The WRHA has argued that this does not mean that nurses are losing their jobs – they are being funnelled into positions in different wards. To me, this does not sound like concentrating resources. If the WRHA were concentrating resources, authorities would have simply moved highly trained health professionals to a similar ward at a different hospital.
By closing emergency rooms while not adequately addressing the need for more personal care home beds and permanent healthcare staff, we are just increasing the demand at a smaller number of locations. Our premier seems incapable of grasping this basic business logic.
The provincial government would have you believe that this has been done to provide better continuity of care, and to make sure that the hospitals are adequately staffed throughout the day. However, actions taken so far have reduced nurses – living, breathing people with families, lives, and their own mental and physical health to worry about – to numbers in a computer system.
Of the 40 nurses laid off at Victoria, 10 chose to leave voluntarily. It is unlikely that career nurses are now deciding to pursue a new career or retire early: they made a tougher choice.
I wager nurses bowed out of a fight they were continually losing. It was done so they could look after their children: watch their hockey games, go to their dance recitals. So they could see therapists, and rest from a 12-hour shift where they were yelled at, swore at, and spit on by unhappy patients and their families.
The problem with applying a numerical and statistical approach to human lives is that it takes context out of the equation. Pallister and the WRHA care more about cutting costs and making wait times drop than the people whose job it is to care for the sick.
The government and the WRHA have taken people and shoved them into a computer program that cares more about efficiencies than what is good for nurses, and by extension their patients.
It can be argued that nurses are not losing their jobs, and that they are just being funnelled into open positions in different wards. This, once again, is focused on numbers in place of human substance.

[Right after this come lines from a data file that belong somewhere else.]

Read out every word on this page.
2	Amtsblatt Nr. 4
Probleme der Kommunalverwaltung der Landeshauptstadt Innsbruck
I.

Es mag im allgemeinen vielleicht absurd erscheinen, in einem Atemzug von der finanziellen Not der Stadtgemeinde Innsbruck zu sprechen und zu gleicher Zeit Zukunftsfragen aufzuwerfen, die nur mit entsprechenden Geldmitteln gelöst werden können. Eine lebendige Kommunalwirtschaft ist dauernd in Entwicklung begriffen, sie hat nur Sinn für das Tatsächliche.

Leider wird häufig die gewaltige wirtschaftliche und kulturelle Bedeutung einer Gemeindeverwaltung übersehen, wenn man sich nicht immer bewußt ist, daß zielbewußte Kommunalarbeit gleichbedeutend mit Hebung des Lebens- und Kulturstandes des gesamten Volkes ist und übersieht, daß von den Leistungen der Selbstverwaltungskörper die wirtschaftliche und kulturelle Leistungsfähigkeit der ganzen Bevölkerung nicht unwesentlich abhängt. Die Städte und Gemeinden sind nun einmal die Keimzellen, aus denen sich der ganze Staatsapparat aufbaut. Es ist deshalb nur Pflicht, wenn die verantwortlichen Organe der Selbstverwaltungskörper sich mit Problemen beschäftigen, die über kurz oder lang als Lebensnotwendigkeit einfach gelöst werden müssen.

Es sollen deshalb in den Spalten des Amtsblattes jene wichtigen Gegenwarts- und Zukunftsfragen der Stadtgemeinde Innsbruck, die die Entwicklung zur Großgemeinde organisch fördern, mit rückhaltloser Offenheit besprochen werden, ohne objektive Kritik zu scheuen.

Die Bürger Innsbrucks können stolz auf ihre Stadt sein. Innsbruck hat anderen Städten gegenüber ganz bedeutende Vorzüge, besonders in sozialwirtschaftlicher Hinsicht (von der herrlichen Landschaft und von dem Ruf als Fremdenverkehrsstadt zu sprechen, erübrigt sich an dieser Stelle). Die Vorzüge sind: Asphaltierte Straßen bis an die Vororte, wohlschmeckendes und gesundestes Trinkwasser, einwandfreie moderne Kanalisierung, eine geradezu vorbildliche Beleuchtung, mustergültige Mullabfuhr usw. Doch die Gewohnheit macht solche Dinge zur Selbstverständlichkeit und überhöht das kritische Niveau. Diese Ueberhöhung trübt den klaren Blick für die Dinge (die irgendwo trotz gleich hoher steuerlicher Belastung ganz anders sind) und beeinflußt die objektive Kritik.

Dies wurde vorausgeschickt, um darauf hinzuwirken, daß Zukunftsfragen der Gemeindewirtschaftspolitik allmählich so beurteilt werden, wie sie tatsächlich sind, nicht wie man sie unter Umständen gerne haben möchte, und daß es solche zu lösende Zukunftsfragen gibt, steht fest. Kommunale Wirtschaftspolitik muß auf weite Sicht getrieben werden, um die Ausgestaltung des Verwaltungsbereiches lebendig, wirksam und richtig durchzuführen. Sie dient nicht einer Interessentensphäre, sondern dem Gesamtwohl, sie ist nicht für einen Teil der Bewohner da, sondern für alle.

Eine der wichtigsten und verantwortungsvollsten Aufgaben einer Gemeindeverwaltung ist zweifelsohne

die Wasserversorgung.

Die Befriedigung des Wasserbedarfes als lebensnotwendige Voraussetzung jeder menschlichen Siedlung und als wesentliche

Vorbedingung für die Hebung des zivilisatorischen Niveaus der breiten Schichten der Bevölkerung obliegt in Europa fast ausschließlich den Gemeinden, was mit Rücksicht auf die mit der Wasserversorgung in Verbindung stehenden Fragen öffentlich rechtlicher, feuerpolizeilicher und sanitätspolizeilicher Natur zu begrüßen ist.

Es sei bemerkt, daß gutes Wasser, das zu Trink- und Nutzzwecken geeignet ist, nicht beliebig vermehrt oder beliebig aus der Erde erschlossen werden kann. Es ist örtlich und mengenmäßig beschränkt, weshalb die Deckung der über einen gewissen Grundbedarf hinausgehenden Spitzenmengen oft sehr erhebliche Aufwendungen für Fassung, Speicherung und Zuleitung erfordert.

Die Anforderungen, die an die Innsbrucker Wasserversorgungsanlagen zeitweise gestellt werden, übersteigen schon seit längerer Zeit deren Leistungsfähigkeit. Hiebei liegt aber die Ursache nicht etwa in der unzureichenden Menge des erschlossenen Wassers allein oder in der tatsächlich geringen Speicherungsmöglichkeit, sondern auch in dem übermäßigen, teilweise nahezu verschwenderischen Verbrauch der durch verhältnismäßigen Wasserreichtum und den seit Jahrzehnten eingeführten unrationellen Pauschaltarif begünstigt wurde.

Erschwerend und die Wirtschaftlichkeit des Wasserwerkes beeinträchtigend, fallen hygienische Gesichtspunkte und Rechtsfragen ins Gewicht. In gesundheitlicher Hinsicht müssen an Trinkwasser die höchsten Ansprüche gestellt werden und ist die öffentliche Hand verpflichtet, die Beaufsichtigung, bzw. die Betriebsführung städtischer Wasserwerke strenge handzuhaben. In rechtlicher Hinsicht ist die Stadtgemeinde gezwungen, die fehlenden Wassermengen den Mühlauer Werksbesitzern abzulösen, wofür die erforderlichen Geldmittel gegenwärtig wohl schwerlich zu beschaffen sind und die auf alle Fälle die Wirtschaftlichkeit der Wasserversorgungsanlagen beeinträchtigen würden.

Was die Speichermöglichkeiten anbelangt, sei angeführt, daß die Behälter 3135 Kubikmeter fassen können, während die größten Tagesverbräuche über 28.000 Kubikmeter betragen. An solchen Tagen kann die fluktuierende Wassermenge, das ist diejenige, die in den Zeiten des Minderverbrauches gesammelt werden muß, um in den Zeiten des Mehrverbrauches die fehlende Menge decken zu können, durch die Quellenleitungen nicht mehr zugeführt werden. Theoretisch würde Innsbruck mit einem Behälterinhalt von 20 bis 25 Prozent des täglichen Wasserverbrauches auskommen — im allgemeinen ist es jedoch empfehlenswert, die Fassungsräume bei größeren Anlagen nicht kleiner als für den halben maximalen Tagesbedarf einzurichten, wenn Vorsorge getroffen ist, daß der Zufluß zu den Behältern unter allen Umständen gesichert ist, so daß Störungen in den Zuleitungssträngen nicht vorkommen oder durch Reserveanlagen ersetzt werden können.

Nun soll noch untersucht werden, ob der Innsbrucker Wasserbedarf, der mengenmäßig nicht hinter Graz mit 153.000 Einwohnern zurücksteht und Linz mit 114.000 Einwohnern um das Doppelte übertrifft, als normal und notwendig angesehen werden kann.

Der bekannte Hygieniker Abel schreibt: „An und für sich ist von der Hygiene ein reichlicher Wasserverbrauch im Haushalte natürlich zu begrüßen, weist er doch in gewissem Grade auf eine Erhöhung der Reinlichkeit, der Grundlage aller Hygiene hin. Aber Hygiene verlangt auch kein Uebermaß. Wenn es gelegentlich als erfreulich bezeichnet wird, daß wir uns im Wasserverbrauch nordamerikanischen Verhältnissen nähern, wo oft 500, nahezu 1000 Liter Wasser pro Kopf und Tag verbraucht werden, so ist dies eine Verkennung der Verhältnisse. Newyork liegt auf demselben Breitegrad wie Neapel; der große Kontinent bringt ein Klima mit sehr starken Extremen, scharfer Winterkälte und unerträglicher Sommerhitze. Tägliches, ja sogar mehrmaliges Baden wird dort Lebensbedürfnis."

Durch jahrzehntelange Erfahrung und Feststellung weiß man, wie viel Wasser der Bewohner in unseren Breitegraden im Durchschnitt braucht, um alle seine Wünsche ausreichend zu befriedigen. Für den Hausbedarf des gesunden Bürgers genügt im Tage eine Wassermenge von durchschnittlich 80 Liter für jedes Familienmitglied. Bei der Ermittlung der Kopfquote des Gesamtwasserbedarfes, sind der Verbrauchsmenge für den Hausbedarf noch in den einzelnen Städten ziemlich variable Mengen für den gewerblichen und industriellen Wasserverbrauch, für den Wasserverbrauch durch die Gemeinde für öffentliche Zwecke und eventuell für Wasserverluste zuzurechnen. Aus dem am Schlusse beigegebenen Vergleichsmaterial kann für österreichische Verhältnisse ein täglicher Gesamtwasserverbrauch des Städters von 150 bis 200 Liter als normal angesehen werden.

There is a staggering difference between the type of work done in the operating room and the ER. A nurse trained to work with geriatric patients will not decide one day to take on patients in the ER, nor could they easily manage the change.
ER nurses may be the healthcare professionals most ready to tackle anything, but we need them where they are, taking on the dirty and tough job that others simply can’t. You can put an ER nurse in a burn ward or palliative care, but we need them where they are, helping the most vulnerable Winnipeggers.
These changes will have a negative impact on the healthcare system as a whole in this province. Health is not a numbers game. Nurses will burn out and leave in greater numbers, patients will die, and the next government will be left to pick up the pieces.